Un Rwandais de 66 ans qui dirigeait une milice d'extrémistes hutu pendant le génocide de 1994 a été condamné à la réclusion criminelle à perpétuité par la cour d'assises de Bruxelles, dans la nuit de jeudi à vendredi.
Séraphin Twarhirwa, reconnu coupable de dizaines de meurtres et viols, perpétrés par lui-même ou les miliciens Interahamwe placés sous son autorité, a été arrêté à l'issue du verdict.
Il comparaissait libre, sous surveillance électronique, dans ce procès ouvert début octobre, le sixième organisé en Belgique pour le génocide des Tutsi remontant à près de trente ans.
Un deuxième accusé, Pierre Basabosé, lui aussi ancien proche de l'ex-couple présidentiel Habyarimana, a également été déclaré coupable de "crimes de guerre" et "crime de génocide" pour avoir financé la milice de Twahirwa.
Mais cet homme de 76 ans, atteint d'une démence sénile irréversible et qui n'a pu assister à l'intégralité du procès, échappe à l'incarcération.
La cour a prononcé à son encontre une mesure d'internement, comme l'avait réclamé le parquet fédéral.
Le verdict a été accueilli par des protestations sur les bancs de la défense.
Les deux accusés contestaient la fiabilité des témoignages les mettant en cause. Leurs avocats ont annoncé leur intention de se pourvoir en cassation.
"Ce procès pose le problème de la coopération judiciaire de la Belgique avec un régime autoritaire qui est à la manoeuvre", a déclaré à l'AFP Vincent Lurquin, avocat de Séraphin Twarhirwa, en allusion au Rwanda actuellement dirigé par Paul Kagame, un Tutsi.
Il a reproché aux enquêteurs belges de n'avoir apporté "aucun élément matériel" nouveau, en se contentant de faire réinterroger sur commission rogatoire des témoins déjà entendus dans une procédure ouverte à Kigali au début des années 2000.

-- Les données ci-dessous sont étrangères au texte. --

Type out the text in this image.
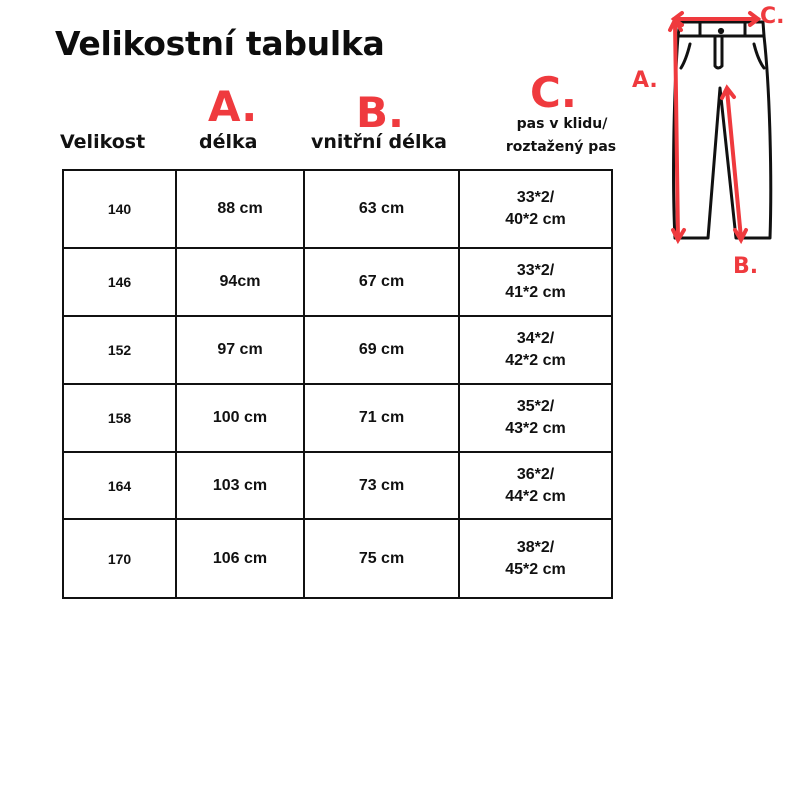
Velikostní tabulka
A. B.	C.
Velikost	délka	vnitřní délka
pas v klidu/
roztažený pas
140	88 cm	63 cm	33*2/
40*2 cm
146	94cm	67 cm	33*2/
41*2 cm
152	97 cm	69 cm	34*2/
42*2 cm
158	100 cm	71 cm	35*2/
43*2 cm
164	103 cm	73 cm	36*2/
44*2 cm
170	106 cm	75 cm	38*2/
45*2 cm
A.
C.
B.
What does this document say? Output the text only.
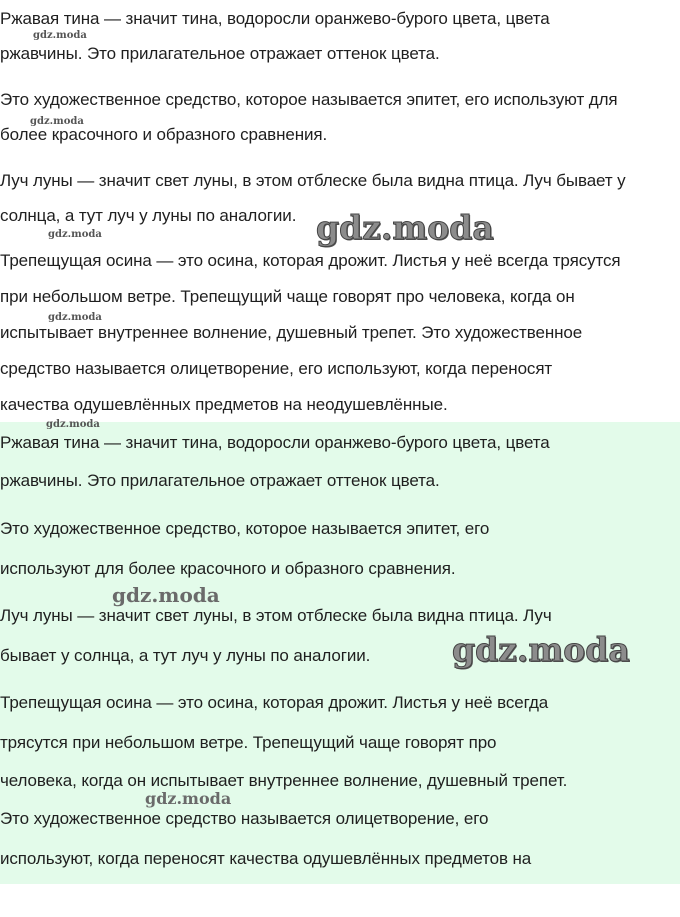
Ржавая тина — значит тина, водоросли оранжево-бурого цвета, цвета

ржавчины. Это прилагательное отражает оттенок цвета.

Это художественное средство, которое называется эпитет, его используют для

более красочного и образного сравнения.

Луч луны — значит свет луны, в этом отблеске была видна птица. Луч бывает у

солнца, а тут луч у луны по аналогии.

Трепещущая осина — это осина, которая дрожит. Листья у неё всегда трясутся

при небольшом ветре. Трепещущий чаще говорят про человека, когда он

испытывает внутреннее волнение, душевный трепет. Это художественное

средство называется олицетворение, его используют, когда переносят

качества одушевлённых предметов на неодушевлённые.

Ржавая тина — значит тина, водоросли оранжево-бурого цвета, цвета

ржавчины. Это прилагательное отражает оттенок цвета.

Это художественное средство, которое называется эпитет, его

используют для более красочного и образного сравнения.

Луч луны — значит свет луны, в этом отблеске была видна птица. Луч

бывает у солнца, а тут луч у луны по аналогии.

Трепещущая осина — это осина, которая дрожит. Листья у неё всегда

трясутся при небольшом ветре. Трепещущий чаще говорят про

человека, когда он испытывает внутреннее волнение, душевный трепет.

Это художественное средство называется олицетворение, его

используют, когда переносят качества одушевлённых предметов на

gdz.moda
gdz.moda
gdz.moda
gdz.moda
gdz.moda
gdz.moda
gdz.moda
gdz.moda
gdz.moda
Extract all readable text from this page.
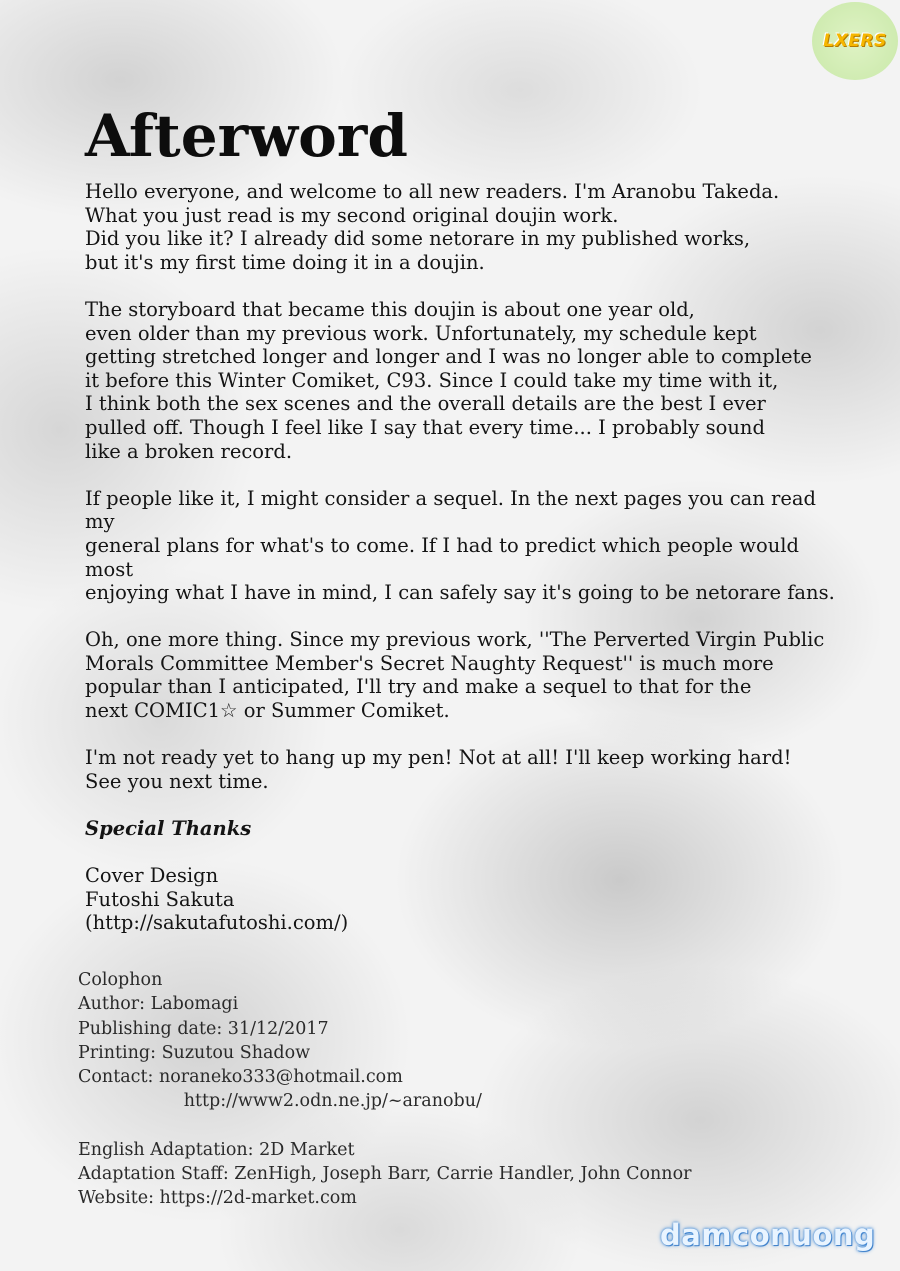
LXERS
Afterword

Hello everyone, and welcome to all new readers. I'm Aranobu Takeda.
What you just read is my second original doujin work.
Did you like it? I already did some netorare in my published works,
but it's my first time doing it in a doujin.

The storyboard that became this doujin is about one year old,
even older than my previous work. Unfortunately, my schedule kept
getting stretched longer and longer and I was no longer able to complete
it before this Winter Comiket, C93. Since I could take my time with it,
I think both the sex scenes and the overall details are the best I ever
pulled off. Though I feel like I say that every time... I probably sound
like a broken record.

If people like it, I might consider a sequel. In the next pages you can read my
general plans for what's to come. If I had to predict which people would most
enjoying what I have in mind, I can safely say it's going to be netorare fans.

Oh, one more thing. Since my previous work, ''The Perverted Virgin Public
Morals Committee Member's Secret Naughty Request'' is much more
popular than I anticipated, I'll try and make a sequel to that for the
next COMIC1☆ or Summer Comiket.

I'm not ready yet to hang up my pen! Not at all! I'll keep working hard!
See you next time.

Special Thanks

Cover Design
Futoshi Sakuta
(http://sakutafutoshi.com/)

Colophon

Author: Labomagi

Publishing date: 31/12/2017

Printing: Suzutou Shadow

Contact: noraneko333@hotmail.com

http://www2.odn.ne.jp/~aranobu/

English Adaptation: 2D Market

Adaptation Staff: ZenHigh, Joseph Barr, Carrie Handler, John Connor

Website: https://2d-market.com

damconuong
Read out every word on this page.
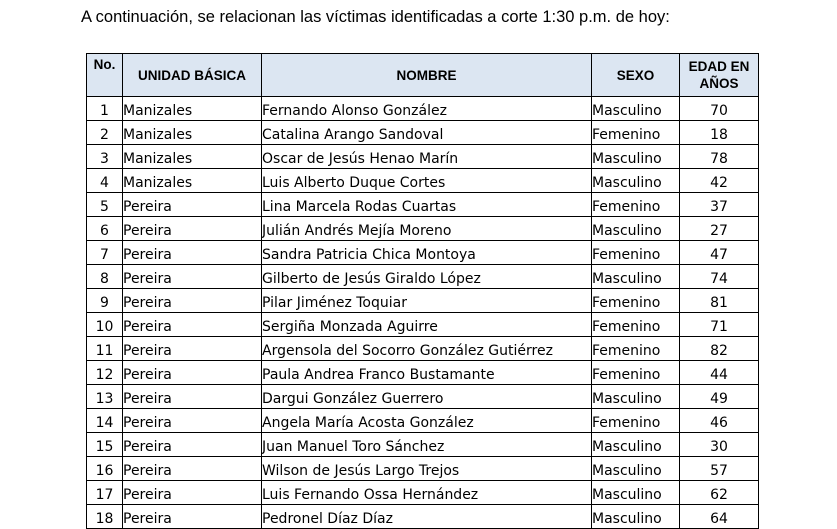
A continuación, se relacionan las víctimas identificadas a corte 1:30 p.m. de hoy:

No.	UNIDAD BÁSICA	NOMBRE	SEXO	EDAD EN
AÑOS
1	Manizales	Fernando Alonso González	Masculino	70
2	Manizales	Catalina Arango Sandoval	Femenino	18
3	Manizales	Oscar de Jesús Henao Marín	Masculino	78
4	Manizales	Luis Alberto Duque Cortes	Masculino	42
5	Pereira	Lina Marcela Rodas Cuartas	Femenino	37
6	Pereira	Julián Andrés Mejía Moreno	Masculino	27
7	Pereira	Sandra Patricia Chica Montoya	Femenino	47
8	Pereira	Gilberto de Jesús Giraldo López	Masculino	74
9	Pereira	Pilar Jiménez Toquiar	Femenino	81
10	Pereira	Sergiña Monzada Aguirre	Femenino	71
11	Pereira	Argensola del Socorro González Gutiérrez	Femenino	82
12	Pereira	Paula Andrea Franco Bustamante	Femenino	44
13	Pereira	Dargui González Guerrero	Masculino	49
14	Pereira	Angela María Acosta González	Femenino	46
15	Pereira	Juan Manuel Toro Sánchez	Masculino	30
16	Pereira	Wilson de Jesús Largo Trejos	Masculino	57
17	Pereira	Luis Fernando Ossa Hernández	Masculino	62
18	Pereira	Pedronel Díaz Díaz	Masculino	64
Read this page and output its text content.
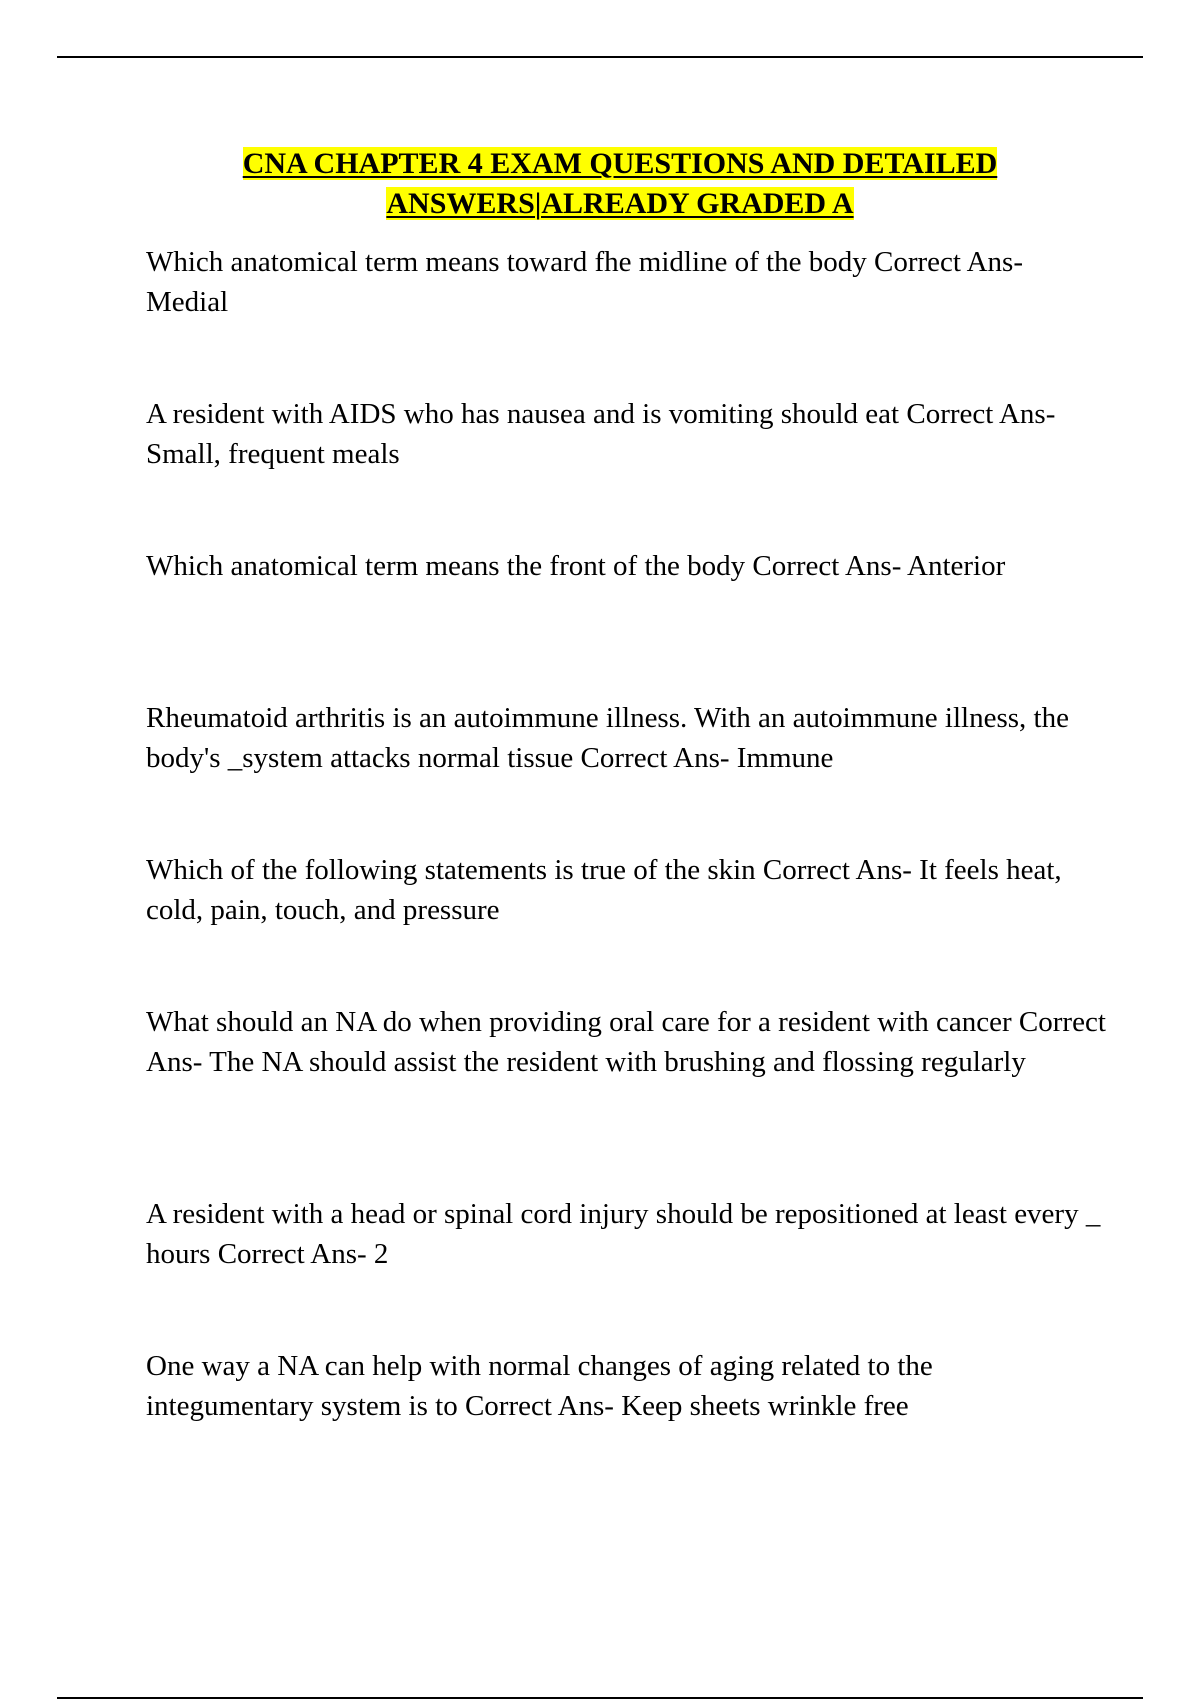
CNA CHAPTER 4 EXAM QUESTIONS AND DETAILED
ANSWERS|ALREADY GRADED A

Which anatomical term means toward fhe midline of the body Correct Ans- Medial

A resident with AIDS who has nausea and is vomiting should eat Correct Ans- Small, frequent meals

Which anatomical term means the front of the body Correct Ans- Anterior

Rheumatoid arthritis is an autoimmune illness. With an autoimmune illness, the body's _system attacks normal tissue Correct Ans- Immune

Which of the following statements is true of the skin Correct Ans- It feels heat, cold, pain, touch, and pressure

What should an NA do when providing oral care for a resident with cancer Correct Ans- The NA should assist the resident with brushing and flossing regularly

A resident with a head or spinal cord injury should be repositioned at least every _ hours Correct Ans- 2

One way a NA can help with normal changes of aging related to the integumentary system is to Correct Ans- Keep sheets wrinkle free
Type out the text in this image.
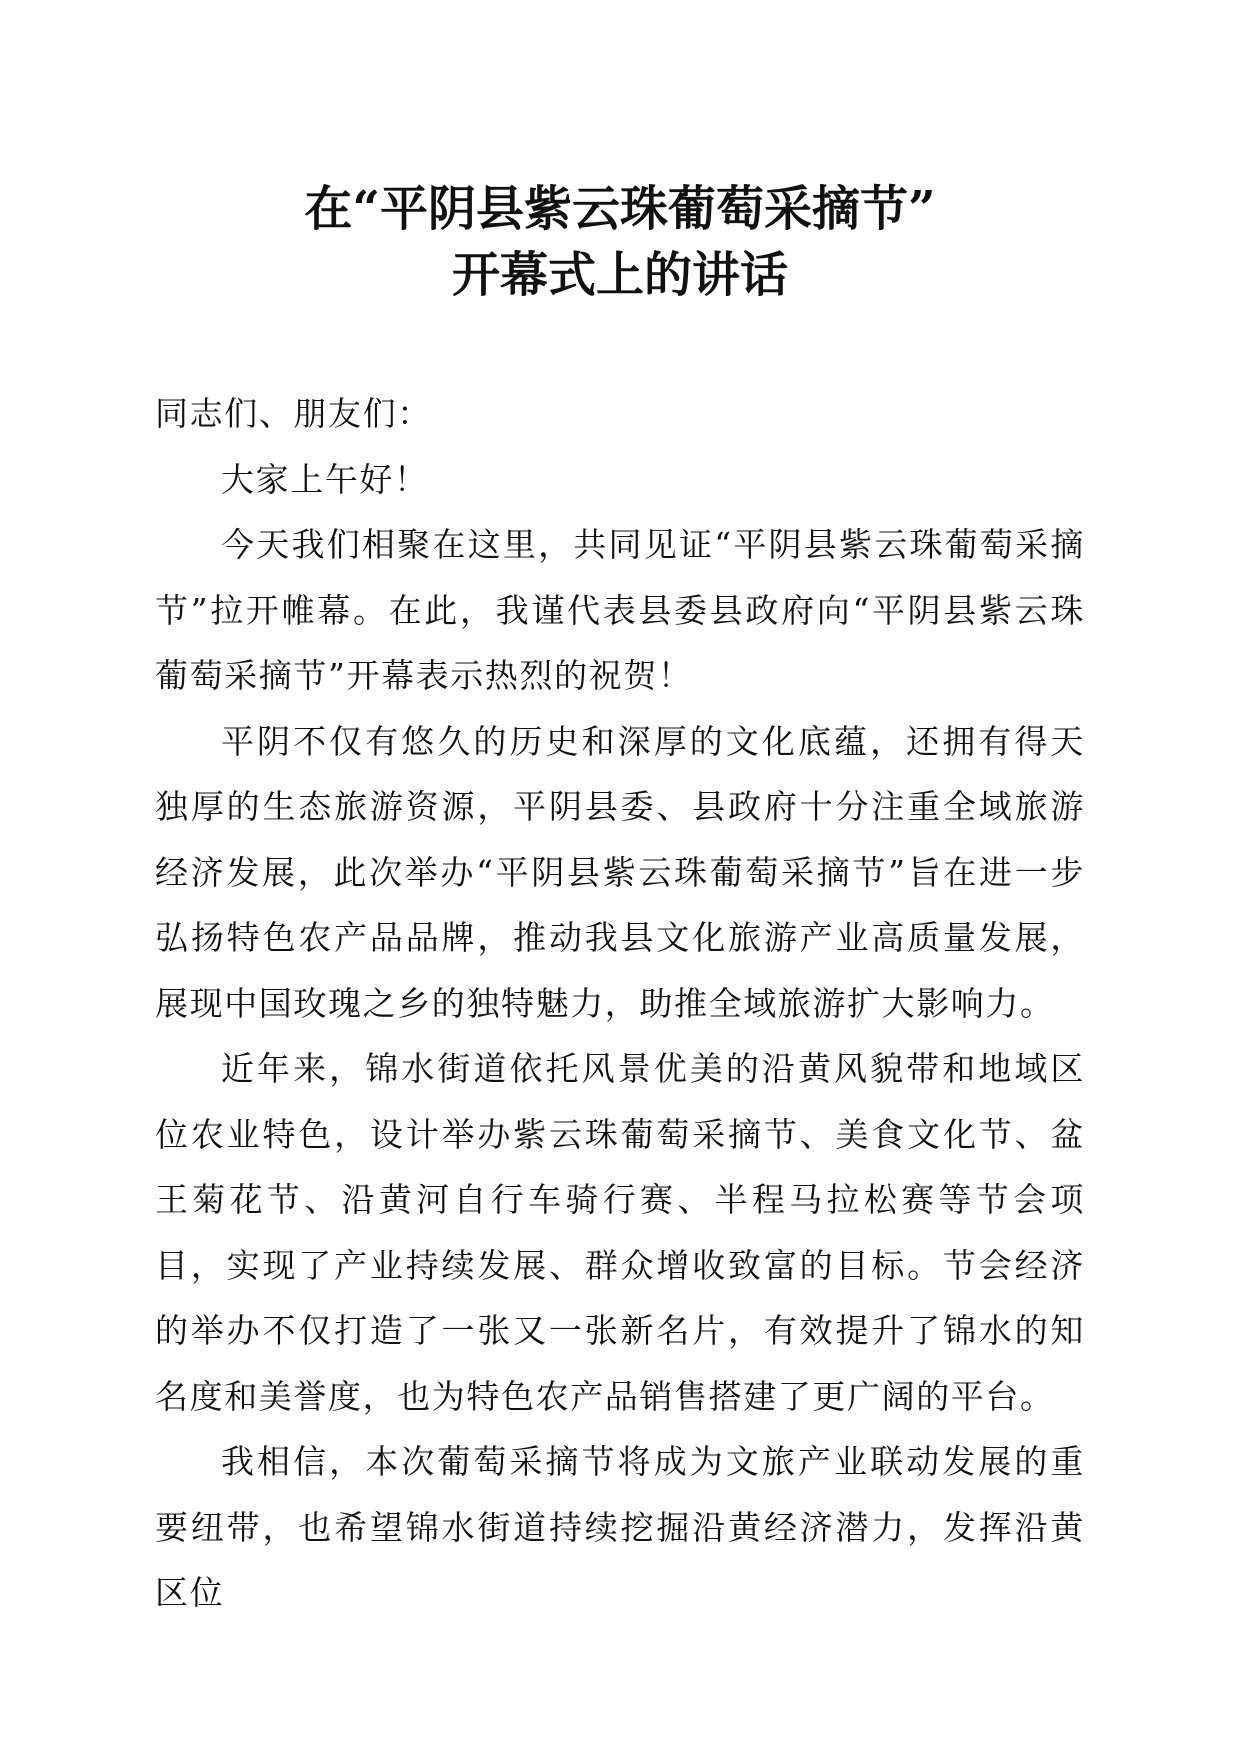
在“平阴县紫云珠葡萄采摘节”
开幕式上的讲话

同志们、朋友们：

大家上午好！

今天我们相聚在这里，共同见证“平阴县紫云珠葡萄采摘节”拉开帷幕。在此，我谨代表县委县政府向“平阴县紫云珠葡萄采摘节”开幕表示热烈的祝贺！

平阴不仅有悠久的历史和深厚的文化底蕴，还拥有得天独厚的生态旅游资源，平阴县委、县政府十分注重全域旅游经济发展，此次举办“平阴县紫云珠葡萄采摘节”旨在进一步弘扬特色农产品品牌，推动我县文化旅游产业高质量发展，展现中国玫瑰之乡的独特魅力，助推全域旅游扩大影响力。

近年来，锦水街道依托风景优美的沿黄风貌带和地域区位农业特色，设计举办紫云珠葡萄采摘节、美食文化节、盆王菊花节、沿黄河自行车骑行赛、半程马拉松赛等节会项目，实现了产业持续发展、群众增收致富的目标。节会经济的举办不仅打造了一张又一张新名片，有效提升了锦水的知名度和美誉度，也为特色农产品销售搭建了更广阔的平台。

我相信，本次葡萄采摘节将成为文旅产业联动发展的重要纽带，也希望锦水街道持续挖掘沿黄经济潜力，发挥沿黄区位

Twarhirwa et Basabosé avaient été arrêtés en Belgique en septembre 2020 où ils s'étaient exilés depuis de nombreuses années.
Jointe par l'AFP l'avocate Michèle Hirsch, qui défendait plusieurs parties civiles, a salué vendredi l'arrêt de la cour.
"Les juges ont considéré que les viols de masse perpétrés par Twarhirwa (sur des femmes tutsi, ndlr) s'inscrivait dans le cadre du génocide, c'est une motivation historique", a commenté Me Hirsch.
La cour a retenu que Twarhirwa avait décimé 13 familles entières dans le secteur de Kigali où il dirigeait ses miliciens. Il était accusé de plusieurs dizaines de meurtres et d'une douzaine de viols sur des victimes qui l'ont reconnu.
Le 6 avril 1994, l'avion du président Habyarimana, un Hutu, avait été la cible d'un tir de missile au-dessus de l'aéroport de Kigali.
Cet attentat, qui avait aussi coûté la vie à son homologue burundais Cyprien Ntaryamira, est considéré comme l'événement déclencheur du génocide au Rwanda, qui a fait entre avril et juillet au moins 800.000 morts selon l'ONU. Les victimes se comptent essentiellement au sein de la minorité tutsi mais aussi parmi les Hutu modérés.